Residents under 15 years old may purchase a junior furharvester license at a reduced price.


The following persons are not required to have a furharvester license:

  • owners of land or tenants of land leased or rented for agricultural purposes, and
  • immediate family members living with them, while furharvesting on this land;
  • residents 13 and younger accompanied by a licensed furharvester;
  • legally-defined Native American Kansas residents (must apply for free license);
  • nonresidents using field trial permits issued by KDWP.

This applies to furharvesting only; a furharvester license is required of these exempt individuals when selling furbearers or their pelts.


Free park vehicle permits and hunting and fishing licenses are available to active members of the Kansas National Guard. Free hunting and fishing licenses are available to honorably discharged resident veterans with certified service-related disabilities of 30 percent or more. Applications may be obtained on the license and permit page.

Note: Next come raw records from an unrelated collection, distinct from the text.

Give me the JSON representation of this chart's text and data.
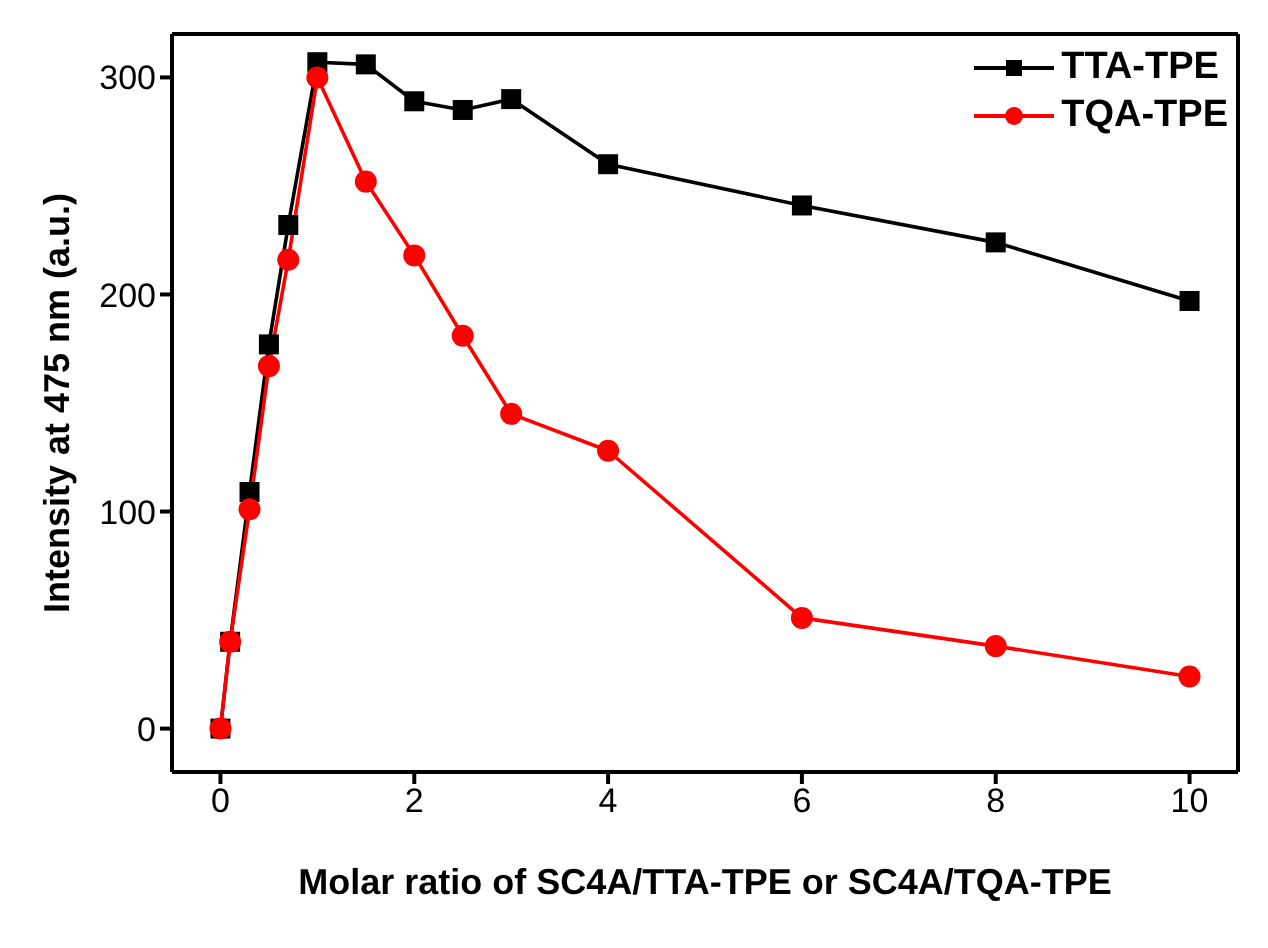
{
  "chart_data": {
    "type": "line",
    "xlabel": "Molar ratio of SC4A/TTA-TPE or SC4A/TQA-TPE",
    "ylabel": "Intensity at 475 nm (a.u.)",
    "xlim": [
      -0.5,
      10.5
    ],
    "xticks": [
      0,
      2,
      4,
      6,
      8,
      10
    ],
    "ylim": [
      -20,
      320
    ],
    "yticks": [
      0,
      100,
      200,
      300
    ],
    "legend": "top right",
    "series": [
      {
        "name": "TTA-TPE",
        "color": "#000000",
        "marker": "square",
        "x": [
          0,
          0.1,
          0.3,
          0.5,
          0.7,
          1,
          1.5,
          2,
          2.5,
          3,
          4,
          6,
          8,
          10
        ],
        "values": [
          0,
          40,
          109,
          177,
          232,
          307,
          306,
          289,
          285,
          290,
          260,
          241,
          224,
          197
        ]
      },
      {
        "name": "TQA-TPE",
        "color": "#ff0000",
        "marker": "circle",
        "x": [
          0,
          0.1,
          0.3,
          0.5,
          0.7,
          1,
          1.5,
          2,
          2.5,
          3,
          4,
          6,
          8,
          10
        ],
        "values": [
          0,
          40,
          101,
          167,
          216,
          300,
          252,
          218,
          181,
          145,
          128,
          51,
          38,
          24
        ]
      }
    ]
  }
}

Military personnel hunting or furharvesting ARE required to have hunting or furharvesting licenses. Nonresident military personnel not stationed in Kansas must have a nonresident license. Active-duty members who were Kansas residents immediately prior to enlistment – and their immediate family members living with them – may purchase a resident license, regardless of duty station.

Active-duty nonresident military personnel stationed in Kansas may hunt or furharvest with a resident hunting or furharvesting license, if they carry evidence identifying them as active-duty military personnel.